Subject: Re: temporarily setting a package
From: Erik Naggum <clerik@naggum.no>
Date: 1998/04/13
Newsgroups: comp.lang.lisp
Message-ID: <3101492852846049@naggum.no>


* Sam Steingold
| Erik's solution for the :key/#'reduce ACL problem starts with
| (in-package :franz) and ends with (in-package :user).

  huh?  it doesn't end with (in-package :user) in any version I can find
  that I have posted.  where did you get one that did?

  the purpose of IN-PACKAGE is to ensure that symbols are interned in a
  known package so the compiler can make certain optimizations and the user
  of a file can live a less interesting life.  it is not for interactive
  use.  (in Allegro CL, you use the top-level command :PACKAGE for that.)

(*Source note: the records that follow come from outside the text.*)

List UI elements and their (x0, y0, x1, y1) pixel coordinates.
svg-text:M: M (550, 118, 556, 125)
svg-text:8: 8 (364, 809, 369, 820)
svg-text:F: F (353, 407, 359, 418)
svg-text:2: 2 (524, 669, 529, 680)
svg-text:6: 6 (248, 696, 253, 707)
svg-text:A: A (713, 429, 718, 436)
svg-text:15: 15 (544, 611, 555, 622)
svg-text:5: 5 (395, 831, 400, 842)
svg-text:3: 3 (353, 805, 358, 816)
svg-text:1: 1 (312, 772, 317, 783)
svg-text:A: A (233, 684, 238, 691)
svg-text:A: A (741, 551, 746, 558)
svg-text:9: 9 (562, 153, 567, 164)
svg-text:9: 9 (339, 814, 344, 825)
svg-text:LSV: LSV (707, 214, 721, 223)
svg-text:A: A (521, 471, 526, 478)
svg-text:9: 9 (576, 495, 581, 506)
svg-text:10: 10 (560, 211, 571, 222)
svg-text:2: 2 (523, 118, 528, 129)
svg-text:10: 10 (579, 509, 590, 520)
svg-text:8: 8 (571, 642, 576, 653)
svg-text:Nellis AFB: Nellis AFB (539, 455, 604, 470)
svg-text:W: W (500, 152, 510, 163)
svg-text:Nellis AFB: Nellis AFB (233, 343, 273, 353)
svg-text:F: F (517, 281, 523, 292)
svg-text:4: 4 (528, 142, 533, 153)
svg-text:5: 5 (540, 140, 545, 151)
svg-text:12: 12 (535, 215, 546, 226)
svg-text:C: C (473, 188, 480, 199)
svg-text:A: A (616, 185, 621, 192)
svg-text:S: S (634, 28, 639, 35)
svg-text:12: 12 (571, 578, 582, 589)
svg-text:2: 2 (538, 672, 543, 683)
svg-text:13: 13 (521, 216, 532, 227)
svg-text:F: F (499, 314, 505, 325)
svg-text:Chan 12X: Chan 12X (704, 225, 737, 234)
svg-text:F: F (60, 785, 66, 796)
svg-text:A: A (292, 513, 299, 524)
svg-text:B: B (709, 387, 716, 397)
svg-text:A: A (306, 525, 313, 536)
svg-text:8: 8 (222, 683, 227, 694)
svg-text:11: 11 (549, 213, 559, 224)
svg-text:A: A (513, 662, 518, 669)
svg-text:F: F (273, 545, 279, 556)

  you should just stuff my advice code in a file, perhaps compile it, and
  then load it.  it should not be prefixed onto other source code, which is
  what it appears that you're doing.  LOAD will bind *PACKAGE* across
  loading, so it can be changed during loading.  COMPILE-FILE will do the
  same.

| what if I wasn't in :user?

  the obvious solution is not to invoke IN-PACKAGE when you need the value
  of the same binding of *PACKAGE* afterwards.  which, again, LOAD takes
  care of for you: you get the same binding of *PACKAGE* after LOAD as
  before, because the one that may have been changed inside the loaded
  object is a different binding.

  matter of fact, (in-package :franz) does only a little more than

(eval-when (:compile-toplevel :load-toplevel :execute)
  (setq *package* :franz))

  which works because *PACKAGE* is bound by LOAD and COMPILE-FILE.
  
#:Erik
-- 
  religious cult update in light of new scientific discoveries:
  "when we cannot go to the comet, the comet must come to us."